The changing face of adolescent literacies in Newfoundland
Anne Michelle Burke, University of Toronto , Canada
Doctor of Philosophy, University of Toronto . Awarded
This dissertation explores the changing landscape of adolescent literacy practices in the Canadian province of Newfoundland & Labrador. The purpose of this qualitative study was to examine the literacy practices of four adolescents, all in grade 8, revealing how and why they use different texts to construct identities and position themselves within their school and social worlds. To illuminate this changing landscape of adolescent practices, data were collected in the form of classroom observations, field notes, focus group discussion, interviews, and through samples of electronic texts provided by the participants. The data provided by the participants illustrate how the increasing presence of the Internet has influenced the textual engagements of youth, providing greater opportunities for design and communication with newly constructed identities. Interviews revealed how students' engaged virtual identities within web based media, designed texts on-line, used print, and other representational text within their life worlds to make meaning. This study shows how interaction and creation of new textual engagements on the part of the two females and two males, of which, two are new comers to Canada, have shifted the ways adolescents conceive and use language within their social and school worlds.

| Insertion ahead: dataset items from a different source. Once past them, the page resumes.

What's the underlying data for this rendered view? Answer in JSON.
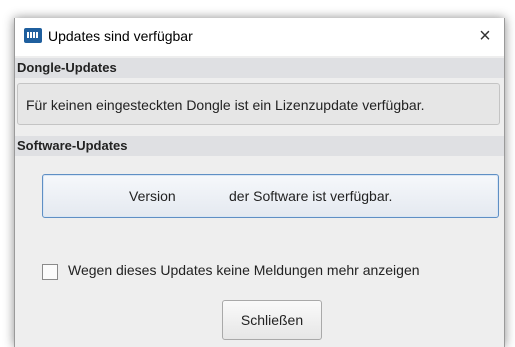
{
  "window": {
    "title": "Updates sind verfügbar",
    "close_glyph": "×",
    "app_icon": "app-logo-icon"
  },
  "dongle_section": {
    "header": "Dongle-Updates",
    "message": "Für keinen eingesteckten Dongle ist ein Lizenzupdate verfügbar."
  },
  "software_section": {
    "header": "Software-Updates",
    "version_word": "Version",
    "version_rest": "der Software ist verfügbar."
  },
  "option": {
    "checked": false,
    "label": "Wegen dieses Updates keine Meldungen mehr anzeigen"
  },
  "actions": {
    "close_label": "Schließen"
  },
  "colors": {
    "accent_border": "#5f8fc4",
    "section_header_bg": "#dfe0e3",
    "dialog_bg": "#eeeeee"
  }
}
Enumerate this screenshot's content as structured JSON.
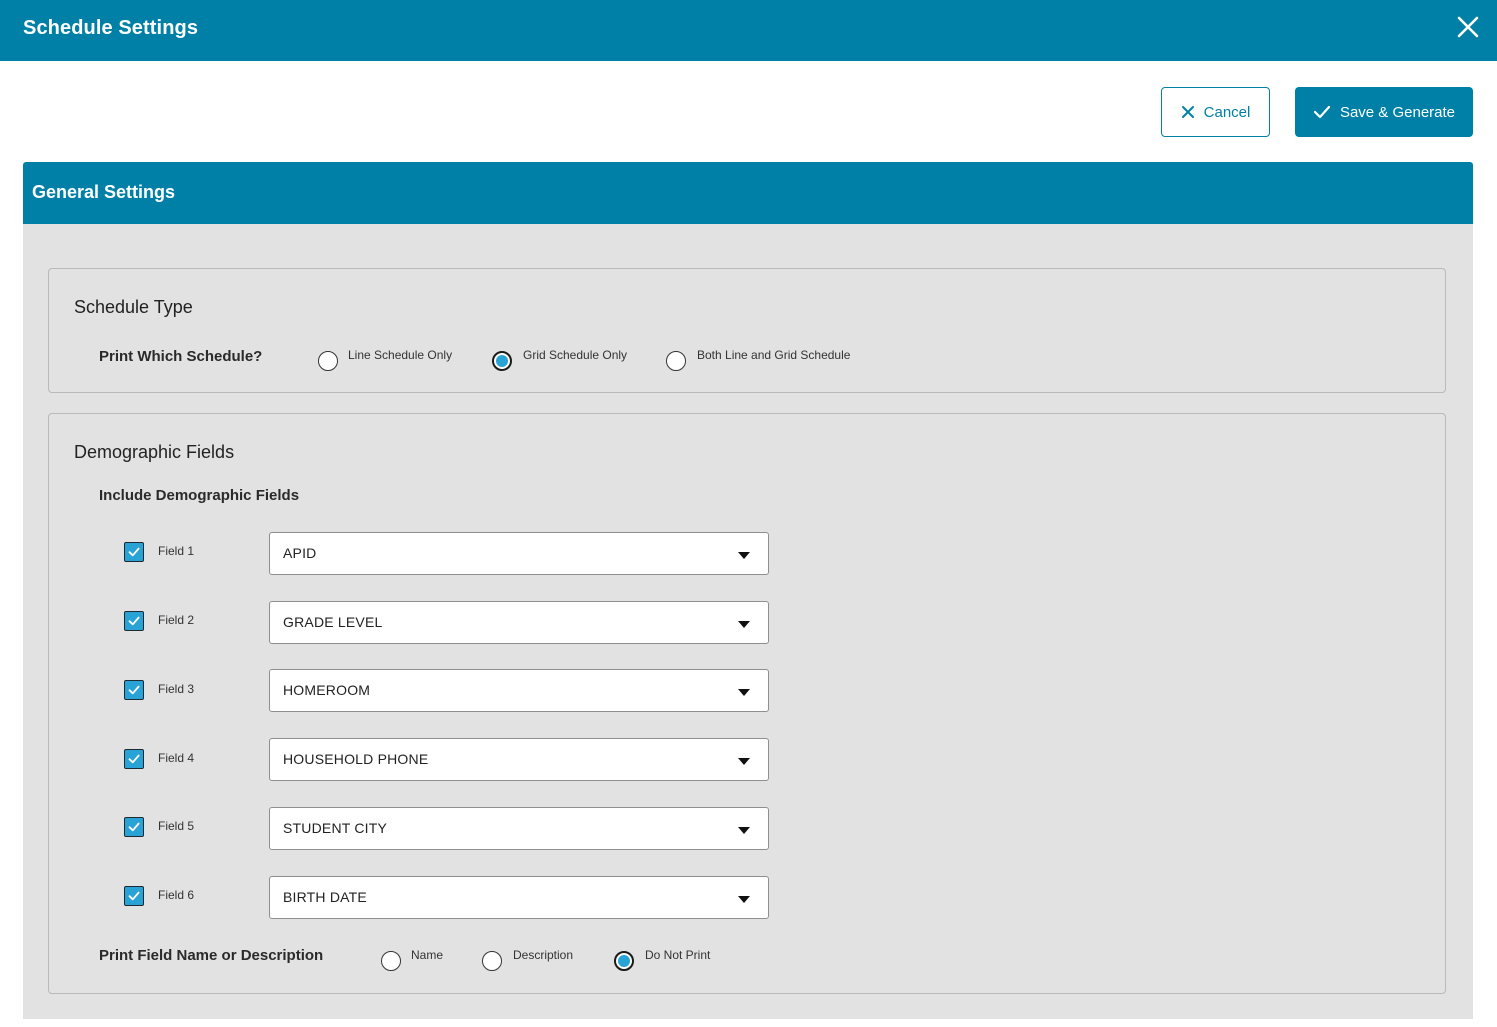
{
  "dialog": {
    "title": "Schedule Settings"
  },
  "toolbar": {
    "cancel_label": "Cancel",
    "save_label": "Save & Generate"
  },
  "general": {
    "header": "General Settings"
  },
  "schedule_type": {
    "title": "Schedule Type",
    "question": "Print Which Schedule?",
    "options": [
      {
        "label": "Line Schedule Only",
        "checked": false
      },
      {
        "label": "Grid Schedule Only",
        "checked": true
      },
      {
        "label": "Both Line and Grid Schedule",
        "checked": false
      }
    ]
  },
  "demographic": {
    "title": "Demographic Fields",
    "include_label": "Include Demographic Fields",
    "fields": [
      {
        "label": "Field 1",
        "checked": true,
        "value": "APID"
      },
      {
        "label": "Field 2",
        "checked": true,
        "value": "GRADE LEVEL"
      },
      {
        "label": "Field 3",
        "checked": true,
        "value": "HOMEROOM"
      },
      {
        "label": "Field 4",
        "checked": true,
        "value": "HOUSEHOLD PHONE"
      },
      {
        "label": "Field 5",
        "checked": true,
        "value": "STUDENT CITY"
      },
      {
        "label": "Field 6",
        "checked": true,
        "value": "BIRTH DATE"
      }
    ],
    "print_label": "Print Field Name or Description",
    "print_options": [
      {
        "label": "Name",
        "checked": false
      },
      {
        "label": "Description",
        "checked": false
      },
      {
        "label": "Do Not Print",
        "checked": true
      }
    ]
  },
  "colors": {
    "accent": "#0080a6",
    "radio_fill": "#29a3d6",
    "panel_bg": "#e2e2e2"
  },
  "icons": {
    "close": "close-icon",
    "cancel": "x-icon",
    "save": "check-icon",
    "checkbox": "check-icon"
  }
}
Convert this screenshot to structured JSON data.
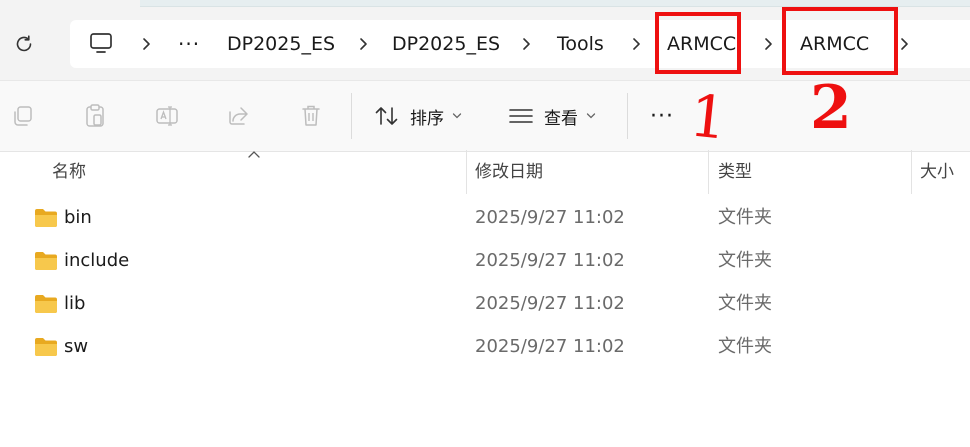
{
  "breadcrumb": {
    "overflow": "···",
    "items": [
      "DP2025_ES",
      "DP2025_ES",
      "Tools",
      "ARMCC",
      "ARMCC"
    ]
  },
  "toolbar": {
    "sort_label": "排序",
    "view_label": "查看",
    "more_label": "···"
  },
  "annotations": {
    "mark_1": "1",
    "mark_2": "2",
    "color": "#ee1010"
  },
  "columns": {
    "name": "名称",
    "date": "修改日期",
    "type": "类型",
    "size": "大小"
  },
  "files": [
    {
      "name": "bin",
      "date": "2025/9/27 11:02",
      "type": "文件夹"
    },
    {
      "name": "include",
      "date": "2025/9/27 11:02",
      "type": "文件夹"
    },
    {
      "name": "lib",
      "date": "2025/9/27 11:02",
      "type": "文件夹"
    },
    {
      "name": "sw",
      "date": "2025/9/27 11:02",
      "type": "文件夹"
    }
  ],
  "colors": {
    "folder": "#f5c04a",
    "annotation_red": "#ee1010"
  }
}
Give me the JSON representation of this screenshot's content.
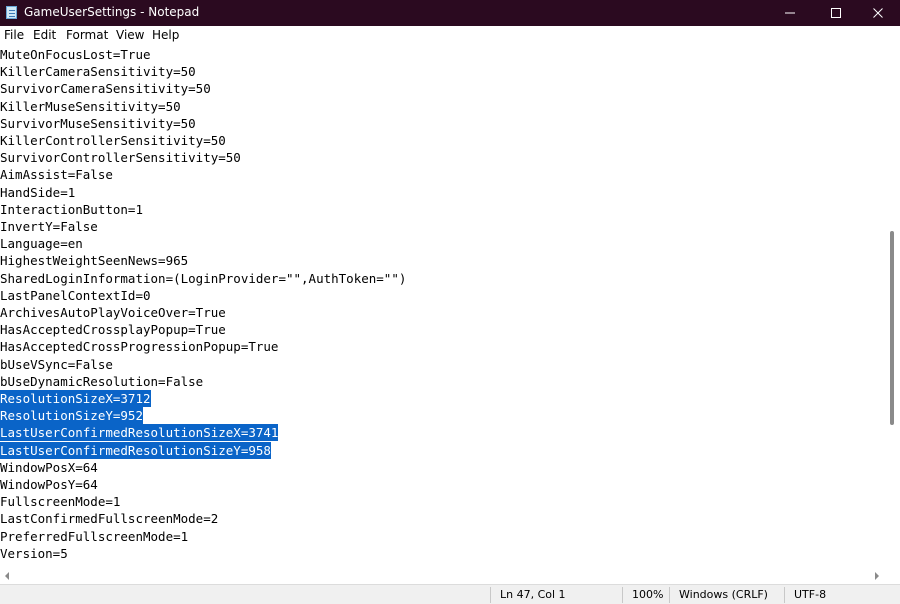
{
  "window": {
    "title": "GameUserSettings - Notepad",
    "colors": {
      "titlebar": "#2b0a20",
      "selection": "#0a64c8"
    }
  },
  "window_controls": {
    "icons": [
      "minimize-icon",
      "maximize-icon",
      "close-icon"
    ]
  },
  "menu": {
    "items": [
      "File",
      "Edit",
      "Format",
      "View",
      "Help"
    ]
  },
  "editor": {
    "lines": [
      "MuteOnFocusLost=True",
      "KillerCameraSensitivity=50",
      "SurvivorCameraSensitivity=50",
      "KillerMuseSensitivity=50",
      "SurvivorMuseSensitivity=50",
      "KillerControllerSensitivity=50",
      "SurvivorControllerSensitivity=50",
      "AimAssist=False",
      "HandSide=1",
      "InteractionButton=1",
      "InvertY=False",
      "Language=en",
      "HighestWeightSeenNews=965",
      "SharedLoginInformation=(LoginProvider=\"\",AuthToken=\"\")",
      "LastPanelContextId=0",
      "ArchivesAutoPlayVoiceOver=True",
      "HasAcceptedCrossplayPopup=True",
      "HasAcceptedCrossProgressionPopup=True",
      "bUseVSync=False",
      "bUseDynamicResolution=False",
      "ResolutionSizeX=3712",
      "ResolutionSizeY=952",
      "LastUserConfirmedResolutionSizeX=3741",
      "LastUserConfirmedResolutionSizeY=958",
      "WindowPosX=64",
      "WindowPosY=64",
      "FullscreenMode=1",
      "LastConfirmedFullscreenMode=2",
      "PreferredFullscreenMode=1",
      "Version=5"
    ],
    "selected_lines": [
      "ResolutionSizeX=3712",
      "ResolutionSizeY=952",
      "LastUserConfirmedResolutionSizeX=3741",
      "LastUserConfirmedResolutionSizeY=958"
    ]
  },
  "status": {
    "position": "Ln 47, Col 1",
    "zoom": "100%",
    "line_ending": "Windows (CRLF)",
    "encoding": "UTF-8"
  }
}
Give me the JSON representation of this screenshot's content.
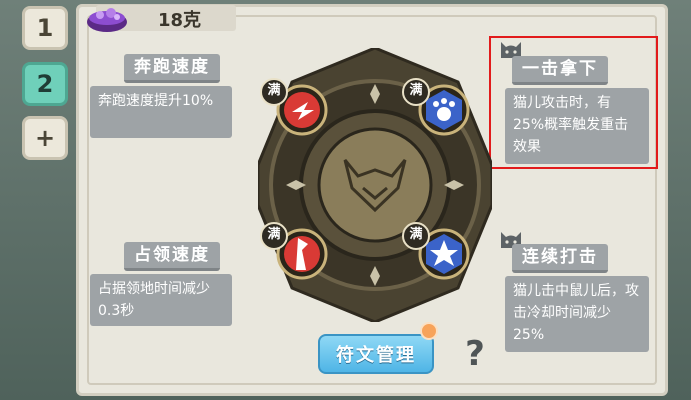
{
  "tabs": [
    {
      "label": "1",
      "active": false
    },
    {
      "label": "2",
      "active": true
    },
    {
      "label": "+",
      "active": false
    }
  ],
  "currency": {
    "amount": "18克",
    "icon": "purple-gem-bowl-icon"
  },
  "skills": {
    "run_speed": {
      "title": "奔跑速度",
      "desc": "奔跑速度提升10%"
    },
    "capture_speed": {
      "title": "占领速度",
      "desc": "占据领地时间减少0.3秒"
    },
    "one_hit": {
      "title": "一击拿下",
      "desc": "猫儿攻击时，有25%概率触发重击效果"
    },
    "combo": {
      "title": "连续打击",
      "desc": "猫儿击中鼠儿后，攻击冷却时间减少25%"
    }
  },
  "wheel": {
    "slots": [
      {
        "badge": "满",
        "icon": "red-fox-dash-icon"
      },
      {
        "badge": "满",
        "icon": "blue-paw-icon"
      },
      {
        "badge": "满",
        "icon": "red-flag-icon"
      },
      {
        "badge": "满",
        "icon": "blue-star-burst-icon"
      }
    ],
    "center_icon": "horned-emblem-icon"
  },
  "buttons": {
    "rune_manage": "符文管理",
    "help": "?"
  },
  "colors": {
    "highlight": "#e21b1b",
    "active_tab": "#6fd0ba",
    "button": "#4fb5e6"
  }
}
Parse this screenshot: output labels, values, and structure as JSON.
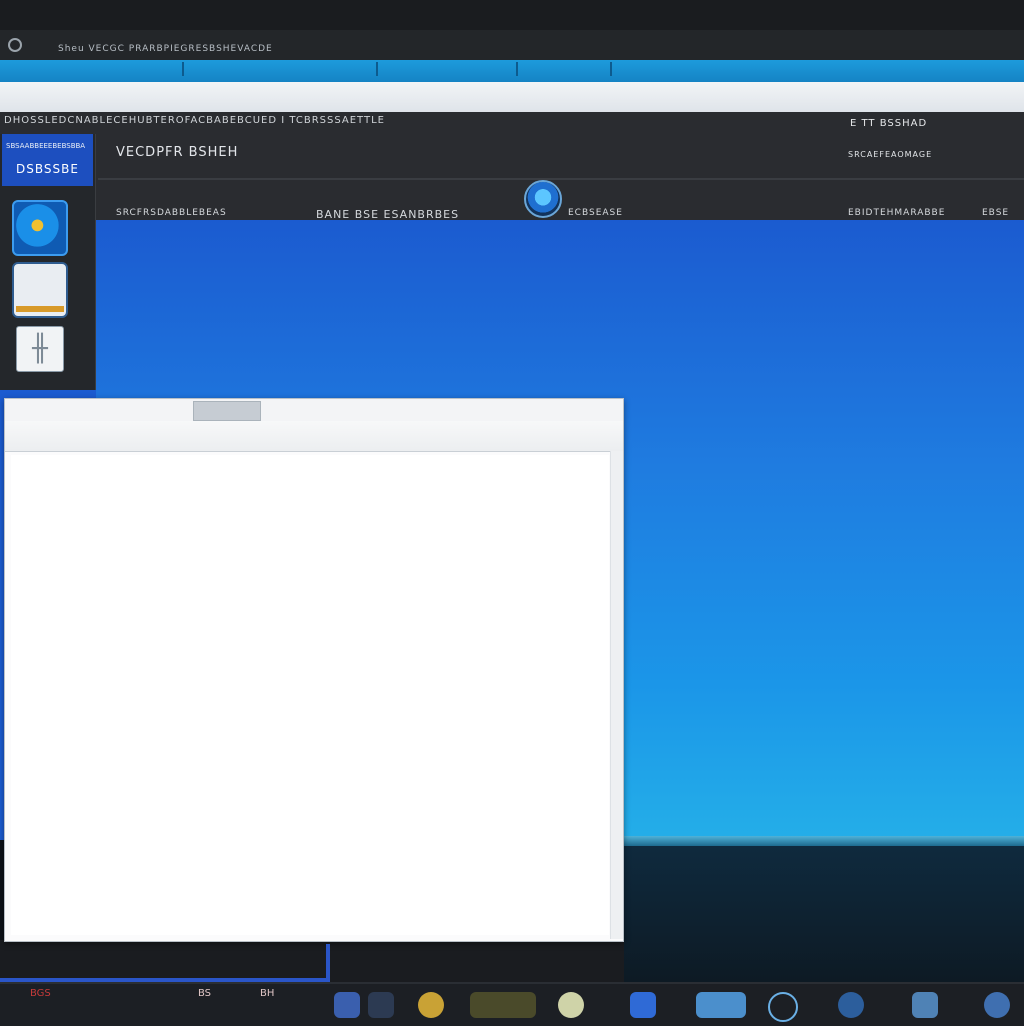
{
  "window_title": "Sheu  VECGC PRARBPIEGRESBSHEVACDE",
  "ribbon": {
    "menu_text": "DHOSSLEDCNABLECEHUBTEROFACBABEBCUED  I TCBRSSSAETTLE",
    "right_label_1": "E TT BSSHAD",
    "title": "VECDPFR BSHEH",
    "right_label_2": "SRCAEFEAOMAGE",
    "footer_left": "SRCFRSDABBLEBEAS",
    "footer_mid": "BANE  BSE  ESANBRBES",
    "footer_mid2": "ECBSEASE",
    "footer_right": "EBIDTEHMARABBE",
    "footer_far_right": "EBSE"
  },
  "left_panel": {
    "header_small": "SBSAABBEEEBEBSBBA",
    "header_big": "DSBSSBE",
    "tile3_glyph": "╫"
  },
  "taskbar": {
    "text_1": "BGS",
    "text_2": "BS",
    "text_3": "BH"
  },
  "colors": {
    "desktop_blue": "#1f7ce0",
    "ribbon_dark": "#2a2c30",
    "accent_blue": "#1b5bd0"
  }
}
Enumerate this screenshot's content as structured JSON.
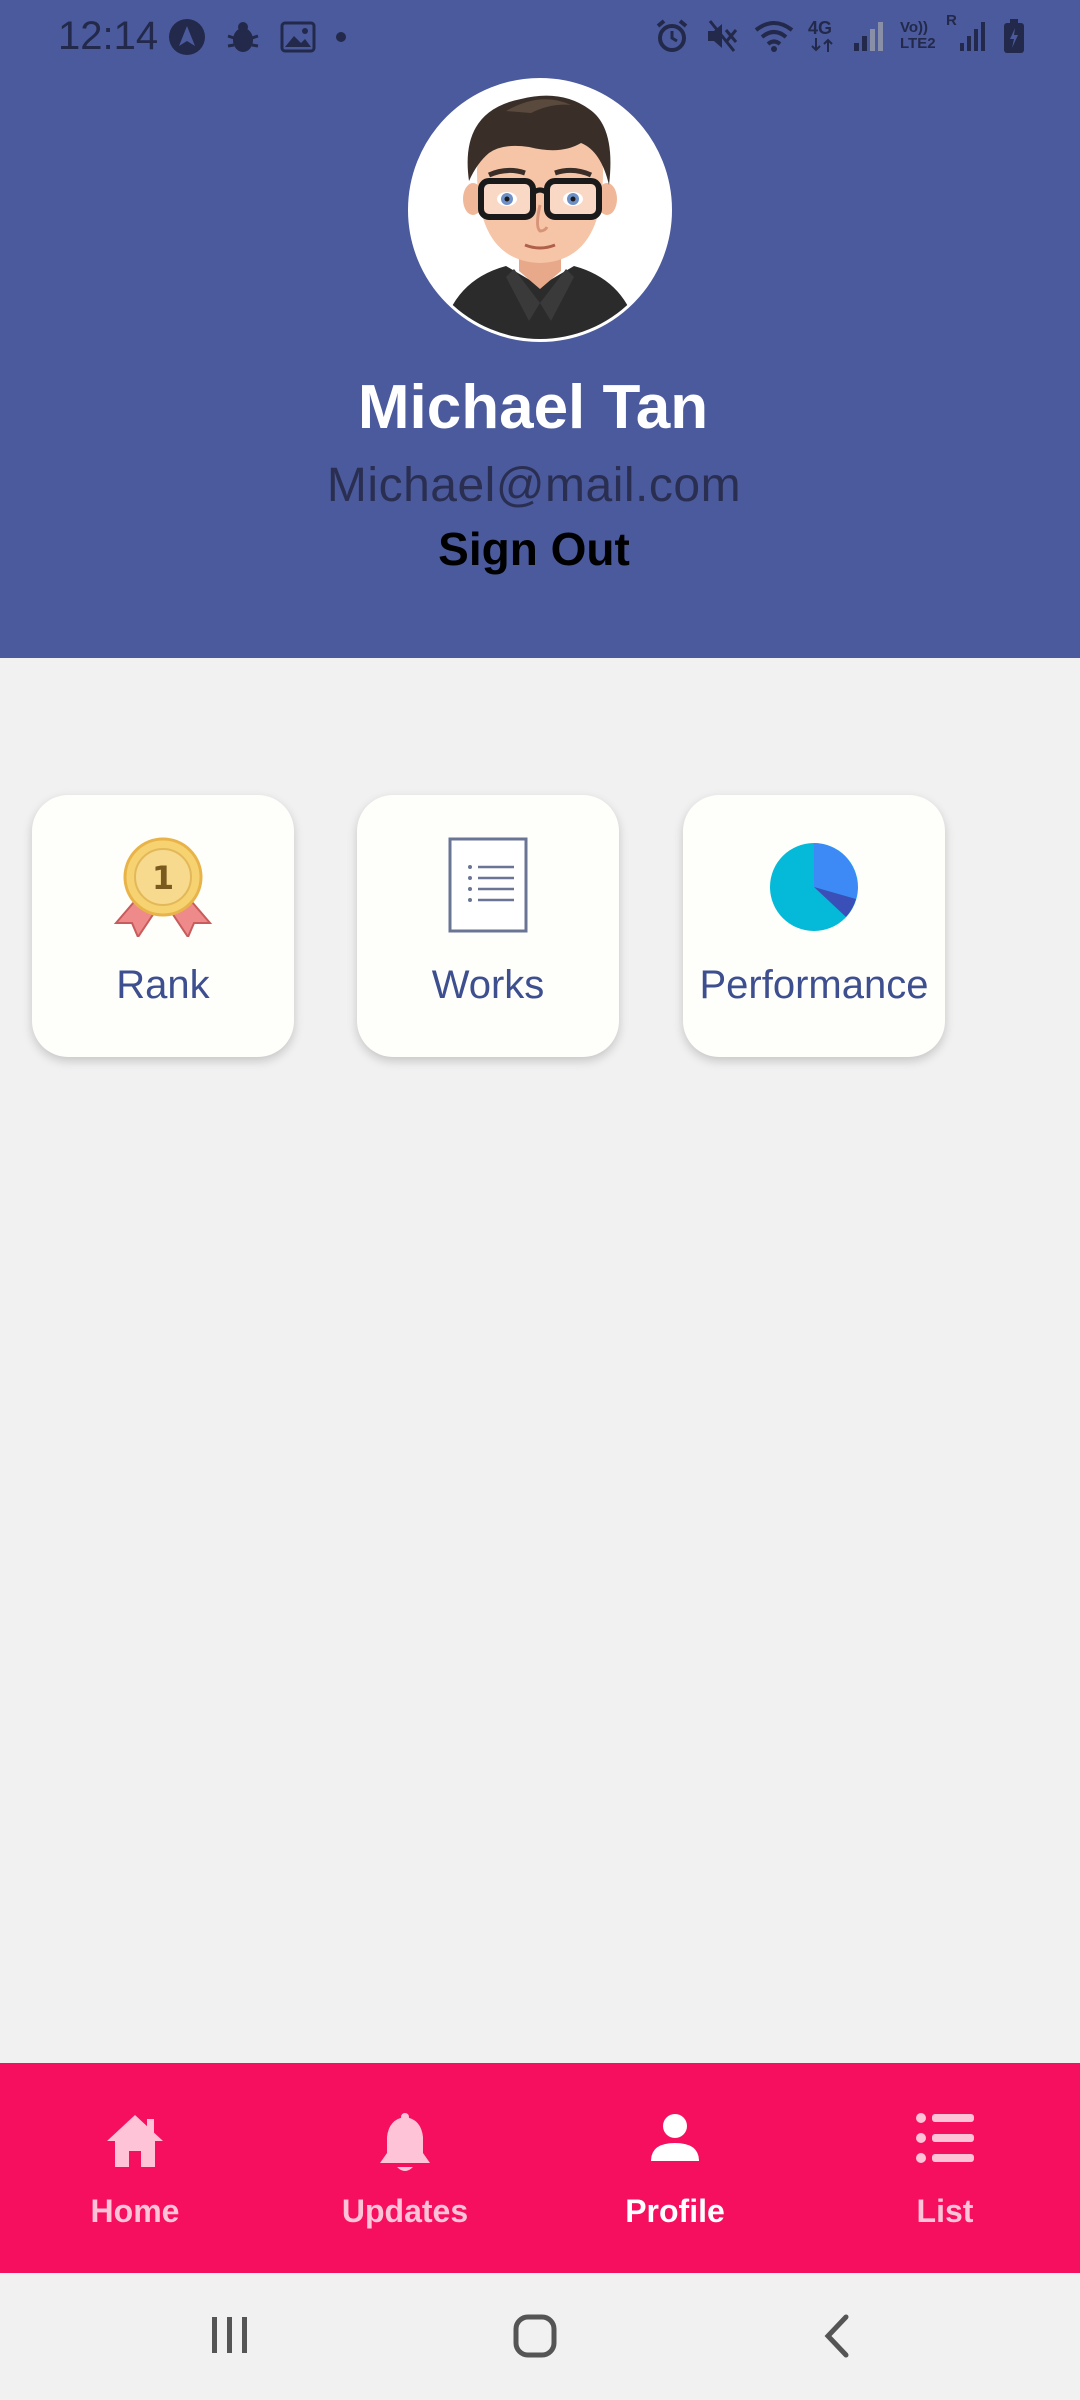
{
  "status_bar": {
    "time": "12:14",
    "left_icons": [
      "navigation-icon",
      "bug-icon",
      "image-icon",
      "dot-icon"
    ],
    "right_icons": [
      "alarm-icon",
      "mute-icon",
      "wifi-icon",
      "4g-icon",
      "signal-icon",
      "volte-icon",
      "signal-icon",
      "battery-icon"
    ],
    "network_label": "4G",
    "volte_label": "Vo)) LTE2",
    "roaming_label": "R"
  },
  "profile": {
    "name": "Michael Tan",
    "email": "Michael@mail.com",
    "sign_out_label": "Sign Out",
    "header_color": "#4a5a9c"
  },
  "cards": [
    {
      "label": "Rank",
      "icon": "medal-icon",
      "medal_number": "1"
    },
    {
      "label": "Works",
      "icon": "document-icon"
    },
    {
      "label": "Performance",
      "icon": "pie-chart-icon"
    }
  ],
  "bottom_nav": {
    "background": "#f60e5f",
    "items": [
      {
        "label": "Home",
        "icon": "home-icon",
        "active": false
      },
      {
        "label": "Updates",
        "icon": "bell-icon",
        "active": false
      },
      {
        "label": "Profile",
        "icon": "person-icon",
        "active": true
      },
      {
        "label": "List",
        "icon": "list-icon",
        "active": false
      }
    ]
  },
  "system_nav": {
    "buttons": [
      "recent-apps-icon",
      "home-circle-icon",
      "back-icon"
    ]
  }
}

Adolescent literacy practices were explored within the context of this Canadian province where literate landscapes have been further challenged by large external migration, funding crisis in schools, and a population influx to urban centers from rural and international communities. Theories such as New literacy studies, multiliteracies and multimodal literacy were used to illuminate the literacy practices and constructed identities of the participants. Findings within this study show adolescents' notions of text are expanding to include the multimodal, which aids in their construction of identities and may position them in particular ways within their social and cultural worlds. The documented literacy practices of these adolescents suggest spaces of equity are afforded to learners through the use of multimodal texts. Unique cultural backgrounds shared through interviews celebrated rich home literate engagements which were not always visible in the students' classroom interactions. Implications for teacher practice suggest a more focused pedagogy which values the personal knowledges and practices of students, but also coupled with an understanding of how adolescents' use of language has expanded in form and purpose and teach to this need.
Burke, A.M. The changing face of adolescent literacies in Newfoundland. Doctor of Philosophy thesis, University of Toronto.